You've heard the story of Frank Shorter and how he was robbed of a second gold medal in the 1976 Olympic Marathon (discussed in episode 15). But, have you heard the story of the fourth place finisher that day - American Don Kardong. He finished just 3 seconds out of bronze on that day and should be the rightful holder of that medal after the winner Waldemar Cierpinski was later implicated in a state-sponsored doping program in East Germany.

Even though the International Olympic Committee has acknowledged that cheating occurred, they have yet to correct the record because the statute of limitations has expired. Now 71 years old, Don still waits for his rightly-deserved medal. In this episode, Chris and Kara catch up with Don to hear his side of the story.

We discuss his beginnings in the sport when he joined cross country to stay fit for the basketball team. We hear about his decorated career at Stanford racing rival Steve Prefontaine from Oregon. Post-collegiately, Don shares how he continued to train to make the Olympic team, running two-a-days while working full-time as a 6th grade teacher in Spokane. He talks about making the 1976 Olympic team with Frank Shorter and Bill Rodgers but how no one expected him to perform well at the Games.
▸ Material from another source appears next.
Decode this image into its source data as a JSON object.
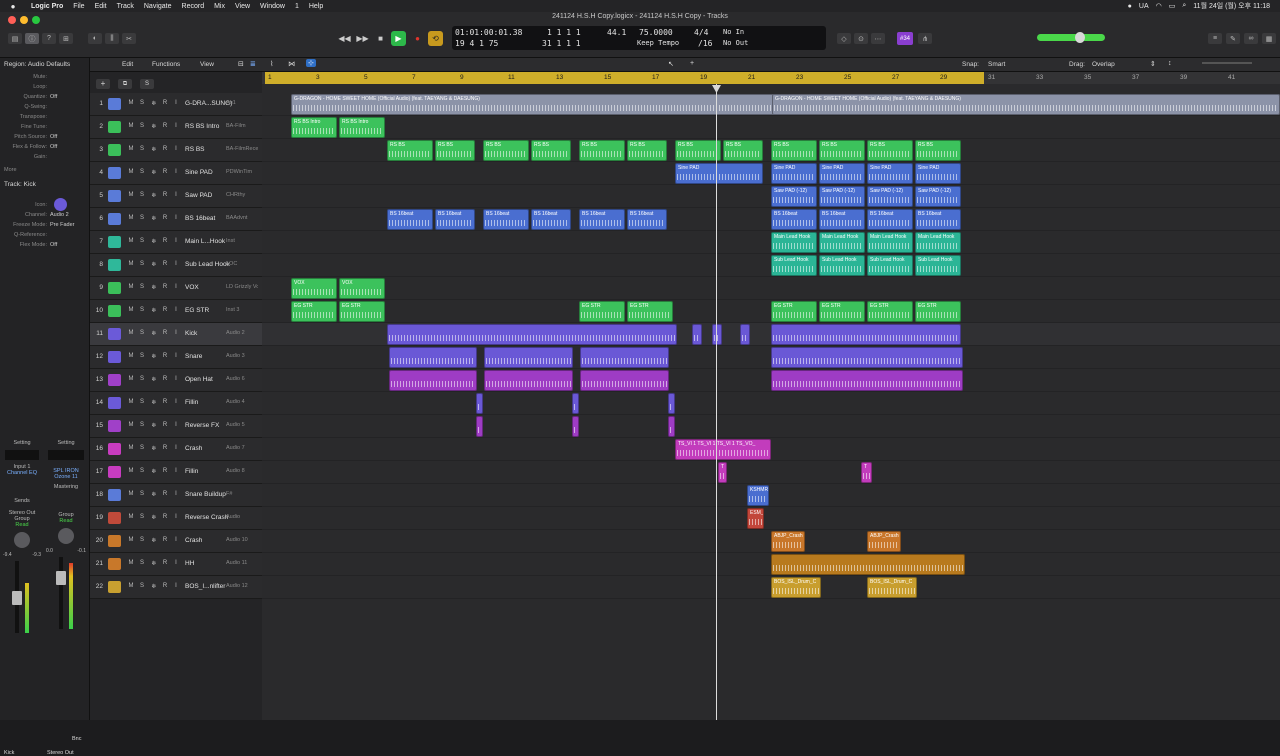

He then gives all of the details of that bittersweet day in 1976 in Montreal including what he felt like during, immediately after, and of course nearly 2 decades later when he learned the news of Cierpinski's cheating. 

Even though he was robbed on that day, Don has gone on to play so many important roles in our sport as a writer for Runner's World, President of the Road Runners Club of America, and founder and race director of the Lilac Bloomsday Run, one of the largest road races in the country. He also continues to give back to clean sport by helping race directors initiate drug testing programs through the Professional Road Running Organization (PRRO).

Because it is never too late to do the right thing, we want to see Don awarded his medal. He deserved it then, and he definitely deserves it now. Thank you to Don for sharing his story with us.